As Europe's political bonds have loosened and economic strains increased, parochial interests and old suspicions have revived. Many now blame Germany for accelerating the Yugoslav conflict by hastening the recognition of independent Croatia. That was more a democratic than Machiavellian decision. German TV, immersed in the first wave of Serbian massacres and ethnic cleansing in Croatia in 1991, aroused Germans who had spent decades vacationing on the Dalmatian coast.

The Roman Catholic Church was drawn to its Croat co-religionists. The Christian Social Union (CSU) of strongly Catholic Bavaria is the often-fractious other half of Chancellor Helmut Kohl's Christian Democratic Union. Mr. Kohl needed no new trouble with the CSU. Why not recognition to give Croatia the possible protection of international standing? It was also popular. Other countries very soon followed suit.

GERMANY'S efforts to push European union in the face of growing doubts and its central bank's policy of high interest rates also have helped to revive the German bogeyman, especially in Britain.
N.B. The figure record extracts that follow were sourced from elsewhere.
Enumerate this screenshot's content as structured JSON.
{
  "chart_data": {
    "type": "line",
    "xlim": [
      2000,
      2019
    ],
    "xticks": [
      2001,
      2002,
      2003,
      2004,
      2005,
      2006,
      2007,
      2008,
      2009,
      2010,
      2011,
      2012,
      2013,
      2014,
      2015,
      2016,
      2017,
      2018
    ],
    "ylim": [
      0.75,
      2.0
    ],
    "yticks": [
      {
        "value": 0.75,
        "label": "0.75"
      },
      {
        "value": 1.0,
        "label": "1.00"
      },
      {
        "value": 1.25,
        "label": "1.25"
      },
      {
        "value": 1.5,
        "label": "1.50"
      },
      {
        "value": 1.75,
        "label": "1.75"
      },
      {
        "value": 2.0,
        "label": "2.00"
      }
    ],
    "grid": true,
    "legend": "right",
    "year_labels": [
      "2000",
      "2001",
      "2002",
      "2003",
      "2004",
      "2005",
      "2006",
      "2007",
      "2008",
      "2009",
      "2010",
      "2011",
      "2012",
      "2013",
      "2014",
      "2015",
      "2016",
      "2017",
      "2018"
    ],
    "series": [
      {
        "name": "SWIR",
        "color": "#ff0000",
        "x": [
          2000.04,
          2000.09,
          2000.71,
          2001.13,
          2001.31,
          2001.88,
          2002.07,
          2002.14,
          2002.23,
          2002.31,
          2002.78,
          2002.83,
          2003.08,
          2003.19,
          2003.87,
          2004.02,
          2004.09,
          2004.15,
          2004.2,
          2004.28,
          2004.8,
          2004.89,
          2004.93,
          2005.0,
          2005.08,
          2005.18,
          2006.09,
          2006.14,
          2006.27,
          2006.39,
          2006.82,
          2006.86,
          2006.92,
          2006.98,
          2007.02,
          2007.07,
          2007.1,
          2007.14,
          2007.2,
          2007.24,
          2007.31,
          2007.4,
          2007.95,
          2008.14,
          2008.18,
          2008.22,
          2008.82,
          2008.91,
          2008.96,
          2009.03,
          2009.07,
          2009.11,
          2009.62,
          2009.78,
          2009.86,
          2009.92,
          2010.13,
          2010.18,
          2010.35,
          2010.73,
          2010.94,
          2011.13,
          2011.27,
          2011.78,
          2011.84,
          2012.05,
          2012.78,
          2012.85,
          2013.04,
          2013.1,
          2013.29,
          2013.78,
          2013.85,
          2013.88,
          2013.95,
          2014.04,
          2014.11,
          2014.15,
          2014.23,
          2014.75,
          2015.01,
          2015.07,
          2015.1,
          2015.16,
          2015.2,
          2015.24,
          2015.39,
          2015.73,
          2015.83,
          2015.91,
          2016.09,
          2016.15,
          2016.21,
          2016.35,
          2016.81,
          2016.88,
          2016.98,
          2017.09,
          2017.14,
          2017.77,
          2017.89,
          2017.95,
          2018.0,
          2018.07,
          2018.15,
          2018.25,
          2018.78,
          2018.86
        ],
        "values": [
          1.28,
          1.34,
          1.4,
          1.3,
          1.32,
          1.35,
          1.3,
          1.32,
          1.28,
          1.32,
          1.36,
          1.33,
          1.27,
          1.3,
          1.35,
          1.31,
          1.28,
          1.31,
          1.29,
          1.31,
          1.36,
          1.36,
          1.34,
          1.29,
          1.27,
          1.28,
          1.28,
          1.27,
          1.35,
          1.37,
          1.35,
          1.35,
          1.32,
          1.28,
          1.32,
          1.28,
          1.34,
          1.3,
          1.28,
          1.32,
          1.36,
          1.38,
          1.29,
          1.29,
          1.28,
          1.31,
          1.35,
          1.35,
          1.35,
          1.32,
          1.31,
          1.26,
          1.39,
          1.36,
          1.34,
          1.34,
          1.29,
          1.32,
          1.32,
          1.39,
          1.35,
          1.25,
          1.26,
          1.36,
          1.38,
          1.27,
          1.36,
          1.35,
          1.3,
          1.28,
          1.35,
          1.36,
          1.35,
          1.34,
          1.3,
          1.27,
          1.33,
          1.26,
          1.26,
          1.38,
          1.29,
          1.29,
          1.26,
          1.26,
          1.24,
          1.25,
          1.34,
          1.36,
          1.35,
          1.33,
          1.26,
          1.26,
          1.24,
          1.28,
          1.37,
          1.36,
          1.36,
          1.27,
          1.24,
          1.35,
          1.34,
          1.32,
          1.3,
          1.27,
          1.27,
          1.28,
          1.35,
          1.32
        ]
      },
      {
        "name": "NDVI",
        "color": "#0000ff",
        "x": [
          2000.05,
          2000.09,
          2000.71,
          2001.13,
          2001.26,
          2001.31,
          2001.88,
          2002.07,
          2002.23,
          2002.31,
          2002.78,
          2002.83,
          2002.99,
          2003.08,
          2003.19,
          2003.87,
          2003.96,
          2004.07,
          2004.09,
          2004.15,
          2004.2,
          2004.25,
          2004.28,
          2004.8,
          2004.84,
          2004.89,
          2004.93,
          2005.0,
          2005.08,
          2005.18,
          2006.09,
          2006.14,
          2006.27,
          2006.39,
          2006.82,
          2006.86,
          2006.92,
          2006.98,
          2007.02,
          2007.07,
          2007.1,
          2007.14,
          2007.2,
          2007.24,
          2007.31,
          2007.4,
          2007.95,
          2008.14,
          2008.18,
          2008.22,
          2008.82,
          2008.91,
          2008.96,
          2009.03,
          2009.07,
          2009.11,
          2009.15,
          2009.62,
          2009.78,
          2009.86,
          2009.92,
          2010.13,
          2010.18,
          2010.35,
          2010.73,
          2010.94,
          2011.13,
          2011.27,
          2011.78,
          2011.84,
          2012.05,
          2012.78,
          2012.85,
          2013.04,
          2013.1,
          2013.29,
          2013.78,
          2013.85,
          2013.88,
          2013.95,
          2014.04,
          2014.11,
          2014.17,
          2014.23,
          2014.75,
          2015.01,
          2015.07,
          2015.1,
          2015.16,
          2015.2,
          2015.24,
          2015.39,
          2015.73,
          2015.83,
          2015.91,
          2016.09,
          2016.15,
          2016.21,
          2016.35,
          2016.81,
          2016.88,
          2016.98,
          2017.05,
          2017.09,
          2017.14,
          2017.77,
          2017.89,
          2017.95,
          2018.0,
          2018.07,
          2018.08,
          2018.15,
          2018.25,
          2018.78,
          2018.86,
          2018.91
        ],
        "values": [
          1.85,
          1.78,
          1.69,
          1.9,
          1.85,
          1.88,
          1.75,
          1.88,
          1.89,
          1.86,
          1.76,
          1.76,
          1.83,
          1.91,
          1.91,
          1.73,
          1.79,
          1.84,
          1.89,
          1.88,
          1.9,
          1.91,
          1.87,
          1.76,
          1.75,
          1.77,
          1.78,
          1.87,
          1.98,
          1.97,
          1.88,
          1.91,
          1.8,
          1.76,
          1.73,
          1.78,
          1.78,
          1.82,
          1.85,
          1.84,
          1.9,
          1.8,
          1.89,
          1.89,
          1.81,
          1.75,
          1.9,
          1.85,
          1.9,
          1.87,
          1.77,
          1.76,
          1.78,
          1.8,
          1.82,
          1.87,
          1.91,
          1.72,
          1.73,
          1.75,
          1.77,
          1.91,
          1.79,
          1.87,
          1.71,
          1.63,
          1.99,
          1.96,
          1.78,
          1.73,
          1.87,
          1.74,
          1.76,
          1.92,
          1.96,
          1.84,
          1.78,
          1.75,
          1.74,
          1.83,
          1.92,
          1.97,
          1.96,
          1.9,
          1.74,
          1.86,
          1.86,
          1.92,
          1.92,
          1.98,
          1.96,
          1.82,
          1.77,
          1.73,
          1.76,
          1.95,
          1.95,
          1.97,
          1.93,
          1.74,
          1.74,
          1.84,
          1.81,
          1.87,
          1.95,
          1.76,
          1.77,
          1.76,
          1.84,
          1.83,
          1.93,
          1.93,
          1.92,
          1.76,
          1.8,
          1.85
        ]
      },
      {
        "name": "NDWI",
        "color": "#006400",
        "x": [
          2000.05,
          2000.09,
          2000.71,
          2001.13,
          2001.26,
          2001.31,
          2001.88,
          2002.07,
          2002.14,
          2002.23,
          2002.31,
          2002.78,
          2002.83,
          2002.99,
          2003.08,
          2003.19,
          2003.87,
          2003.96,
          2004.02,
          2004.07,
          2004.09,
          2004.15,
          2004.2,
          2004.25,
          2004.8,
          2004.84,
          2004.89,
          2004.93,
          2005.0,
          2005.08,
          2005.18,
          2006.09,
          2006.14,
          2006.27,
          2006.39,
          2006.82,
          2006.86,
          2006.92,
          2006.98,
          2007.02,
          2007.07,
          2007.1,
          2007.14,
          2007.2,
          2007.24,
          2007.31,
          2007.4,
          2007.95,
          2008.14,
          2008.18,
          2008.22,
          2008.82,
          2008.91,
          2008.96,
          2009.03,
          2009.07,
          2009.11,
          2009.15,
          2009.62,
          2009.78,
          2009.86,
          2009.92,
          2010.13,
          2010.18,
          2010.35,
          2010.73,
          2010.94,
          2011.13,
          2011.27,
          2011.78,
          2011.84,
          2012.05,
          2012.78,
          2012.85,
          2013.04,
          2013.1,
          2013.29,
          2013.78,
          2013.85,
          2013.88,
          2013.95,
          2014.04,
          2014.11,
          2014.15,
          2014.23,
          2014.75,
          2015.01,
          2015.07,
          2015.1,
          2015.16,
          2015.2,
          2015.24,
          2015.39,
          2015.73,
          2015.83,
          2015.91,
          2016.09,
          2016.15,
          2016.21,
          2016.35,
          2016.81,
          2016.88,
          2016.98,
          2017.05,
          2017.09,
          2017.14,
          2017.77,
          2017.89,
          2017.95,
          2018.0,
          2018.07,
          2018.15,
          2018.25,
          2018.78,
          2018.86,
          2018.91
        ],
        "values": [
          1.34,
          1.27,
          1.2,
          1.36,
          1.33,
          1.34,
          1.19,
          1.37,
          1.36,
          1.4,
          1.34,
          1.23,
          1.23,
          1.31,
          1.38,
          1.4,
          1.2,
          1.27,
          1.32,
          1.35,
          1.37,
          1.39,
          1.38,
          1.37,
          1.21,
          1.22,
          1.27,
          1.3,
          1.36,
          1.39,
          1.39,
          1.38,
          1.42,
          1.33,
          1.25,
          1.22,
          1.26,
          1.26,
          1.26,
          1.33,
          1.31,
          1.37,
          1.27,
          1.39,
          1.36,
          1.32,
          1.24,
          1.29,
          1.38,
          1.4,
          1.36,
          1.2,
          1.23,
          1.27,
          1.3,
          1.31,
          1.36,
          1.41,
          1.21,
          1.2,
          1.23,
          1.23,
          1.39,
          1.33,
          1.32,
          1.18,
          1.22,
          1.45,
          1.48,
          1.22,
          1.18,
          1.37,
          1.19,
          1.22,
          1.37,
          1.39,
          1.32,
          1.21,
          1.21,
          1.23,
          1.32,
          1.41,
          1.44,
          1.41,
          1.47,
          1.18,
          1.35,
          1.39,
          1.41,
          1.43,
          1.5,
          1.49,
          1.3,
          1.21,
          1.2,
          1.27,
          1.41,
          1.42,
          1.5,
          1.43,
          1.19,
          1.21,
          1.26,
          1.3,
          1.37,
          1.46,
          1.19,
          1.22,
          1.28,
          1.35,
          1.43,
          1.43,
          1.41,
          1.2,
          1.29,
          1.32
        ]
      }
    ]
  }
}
It may be remembered that when the express train of German reunification was rushing forward in 1990, Prime Minister Margaret Thatcher convened a group of scholars to consider whether Germany could be trusted. France's President Francois Mitterand communicated his misgivings directly to the Soviets. Fortunately, President Bush and Mikhail Gorbachev helped set the switches so that the inevitable went smoothly.

Europe still needs US leadership. Washington should remind all concerned of Germany's importance in meeting the new challenge from the East. Today's Germany is firmly lodged in the West, but there remain nationalists who prefer a maneuverable middle position between East and West. It would be folly for petty Western politics to play into their hands.